问题
I'm trying to get the html content from gitlab url.
But I was struck at Gitlab sign-in page and I am getting html content of sign-in page even after providing username and password.
Code:
from bs4 import BeautifulSoup
import requests
username = "username"
password = "password"
url = "HTTP://gitlab.com/saikumar/webhooktslint"
result=requests.get(url, auth=("username", "password")).content /*
gets
content from the site */
soup = BeautifulSoup(result,'lxml')
for link in soup:
print link
Output:
Getting HTML content of sign_in page.
Expected output:
Need to get the HTML content of the URL specified.
回答1:
I don't see a repo webhooktslint
in your gitlab.com/saikumar page, so it is likely to be a private repository.

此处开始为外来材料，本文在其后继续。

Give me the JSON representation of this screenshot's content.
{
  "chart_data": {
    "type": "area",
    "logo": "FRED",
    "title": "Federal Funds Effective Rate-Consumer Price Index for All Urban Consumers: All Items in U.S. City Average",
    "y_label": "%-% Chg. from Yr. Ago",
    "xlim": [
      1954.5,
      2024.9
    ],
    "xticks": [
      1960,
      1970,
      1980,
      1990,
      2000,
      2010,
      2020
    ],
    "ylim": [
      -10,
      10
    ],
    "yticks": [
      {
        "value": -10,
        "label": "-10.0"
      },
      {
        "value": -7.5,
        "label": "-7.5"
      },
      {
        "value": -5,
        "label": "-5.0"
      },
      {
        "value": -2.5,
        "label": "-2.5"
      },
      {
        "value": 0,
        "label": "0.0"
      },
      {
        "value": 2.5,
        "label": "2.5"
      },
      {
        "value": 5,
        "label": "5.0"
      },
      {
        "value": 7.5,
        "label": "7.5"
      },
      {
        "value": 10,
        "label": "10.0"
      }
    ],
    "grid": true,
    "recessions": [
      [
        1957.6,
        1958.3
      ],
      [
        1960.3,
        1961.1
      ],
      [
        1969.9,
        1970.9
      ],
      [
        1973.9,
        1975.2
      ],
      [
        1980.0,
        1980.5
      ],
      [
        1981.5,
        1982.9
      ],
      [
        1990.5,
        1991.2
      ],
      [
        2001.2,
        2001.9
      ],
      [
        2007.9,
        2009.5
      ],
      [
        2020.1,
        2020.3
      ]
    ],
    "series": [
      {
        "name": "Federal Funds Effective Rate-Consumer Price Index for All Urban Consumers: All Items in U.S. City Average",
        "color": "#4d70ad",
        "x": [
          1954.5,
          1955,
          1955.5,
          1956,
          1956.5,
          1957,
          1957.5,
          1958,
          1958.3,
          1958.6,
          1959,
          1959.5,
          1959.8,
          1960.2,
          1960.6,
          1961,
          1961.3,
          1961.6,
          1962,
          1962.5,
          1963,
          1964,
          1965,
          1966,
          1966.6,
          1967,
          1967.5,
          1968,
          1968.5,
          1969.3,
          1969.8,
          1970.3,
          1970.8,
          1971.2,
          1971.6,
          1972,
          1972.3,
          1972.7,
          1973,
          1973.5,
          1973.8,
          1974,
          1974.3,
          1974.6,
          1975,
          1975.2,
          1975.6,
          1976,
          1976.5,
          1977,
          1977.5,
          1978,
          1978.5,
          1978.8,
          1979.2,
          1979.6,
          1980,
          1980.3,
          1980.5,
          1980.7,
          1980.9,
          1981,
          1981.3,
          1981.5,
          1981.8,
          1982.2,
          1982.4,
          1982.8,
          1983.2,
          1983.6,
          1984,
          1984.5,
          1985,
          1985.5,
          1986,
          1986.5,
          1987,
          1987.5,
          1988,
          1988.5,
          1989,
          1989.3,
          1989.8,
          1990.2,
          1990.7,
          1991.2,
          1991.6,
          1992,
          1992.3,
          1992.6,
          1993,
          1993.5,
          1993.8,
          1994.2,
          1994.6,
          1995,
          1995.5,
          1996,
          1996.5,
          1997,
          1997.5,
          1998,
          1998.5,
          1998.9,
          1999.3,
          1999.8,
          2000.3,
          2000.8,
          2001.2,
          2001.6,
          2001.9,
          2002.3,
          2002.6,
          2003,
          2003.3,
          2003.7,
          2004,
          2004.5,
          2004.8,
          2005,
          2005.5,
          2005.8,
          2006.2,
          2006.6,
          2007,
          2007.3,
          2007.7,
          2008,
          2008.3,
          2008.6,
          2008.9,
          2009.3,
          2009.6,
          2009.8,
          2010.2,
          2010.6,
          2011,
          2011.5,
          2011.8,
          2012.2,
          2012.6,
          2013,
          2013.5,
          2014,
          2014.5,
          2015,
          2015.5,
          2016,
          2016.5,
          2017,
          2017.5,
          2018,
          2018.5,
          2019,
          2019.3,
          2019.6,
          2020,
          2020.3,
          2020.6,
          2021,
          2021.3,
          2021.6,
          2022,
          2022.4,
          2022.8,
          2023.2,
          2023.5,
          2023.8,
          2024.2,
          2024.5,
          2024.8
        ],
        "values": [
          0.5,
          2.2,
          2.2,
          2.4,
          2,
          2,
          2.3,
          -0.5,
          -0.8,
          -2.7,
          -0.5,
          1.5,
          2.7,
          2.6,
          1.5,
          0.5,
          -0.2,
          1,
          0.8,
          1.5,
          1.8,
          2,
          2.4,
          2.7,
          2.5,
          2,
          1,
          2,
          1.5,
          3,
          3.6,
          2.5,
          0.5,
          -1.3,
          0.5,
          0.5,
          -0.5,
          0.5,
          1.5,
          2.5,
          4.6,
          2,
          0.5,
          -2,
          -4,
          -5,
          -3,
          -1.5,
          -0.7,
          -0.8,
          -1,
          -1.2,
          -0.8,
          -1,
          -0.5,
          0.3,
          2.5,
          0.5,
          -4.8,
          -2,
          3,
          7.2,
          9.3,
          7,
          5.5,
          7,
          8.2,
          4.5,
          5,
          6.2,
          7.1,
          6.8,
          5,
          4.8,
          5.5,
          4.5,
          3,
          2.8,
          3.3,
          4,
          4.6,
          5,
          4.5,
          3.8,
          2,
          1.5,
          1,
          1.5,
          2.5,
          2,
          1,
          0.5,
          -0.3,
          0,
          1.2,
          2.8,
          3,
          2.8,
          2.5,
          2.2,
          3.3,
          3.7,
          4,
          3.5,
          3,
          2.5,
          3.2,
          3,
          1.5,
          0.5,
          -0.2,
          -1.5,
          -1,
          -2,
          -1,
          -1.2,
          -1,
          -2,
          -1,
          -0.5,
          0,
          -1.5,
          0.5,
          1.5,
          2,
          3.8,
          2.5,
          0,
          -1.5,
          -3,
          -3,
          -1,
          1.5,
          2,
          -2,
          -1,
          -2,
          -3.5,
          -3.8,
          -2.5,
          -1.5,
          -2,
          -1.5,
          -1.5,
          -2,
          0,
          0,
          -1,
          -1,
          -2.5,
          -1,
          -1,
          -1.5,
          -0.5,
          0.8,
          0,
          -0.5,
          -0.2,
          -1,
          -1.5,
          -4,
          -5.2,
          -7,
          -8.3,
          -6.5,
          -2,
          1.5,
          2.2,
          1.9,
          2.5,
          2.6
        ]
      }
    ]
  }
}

Looking at python GitLab CLI usage, make sure to properly set your ~/.python-gitlab.cfg
user configuration file, with a GitLab private token in it: you won't have to deal with credentials then.
The gitlab python command will do the curl for you, including to get the raw data of a file.
But that same private token can help authenticate you when trying to do a GET of a private repo as you do in your code (if you are after the actual HTML page content).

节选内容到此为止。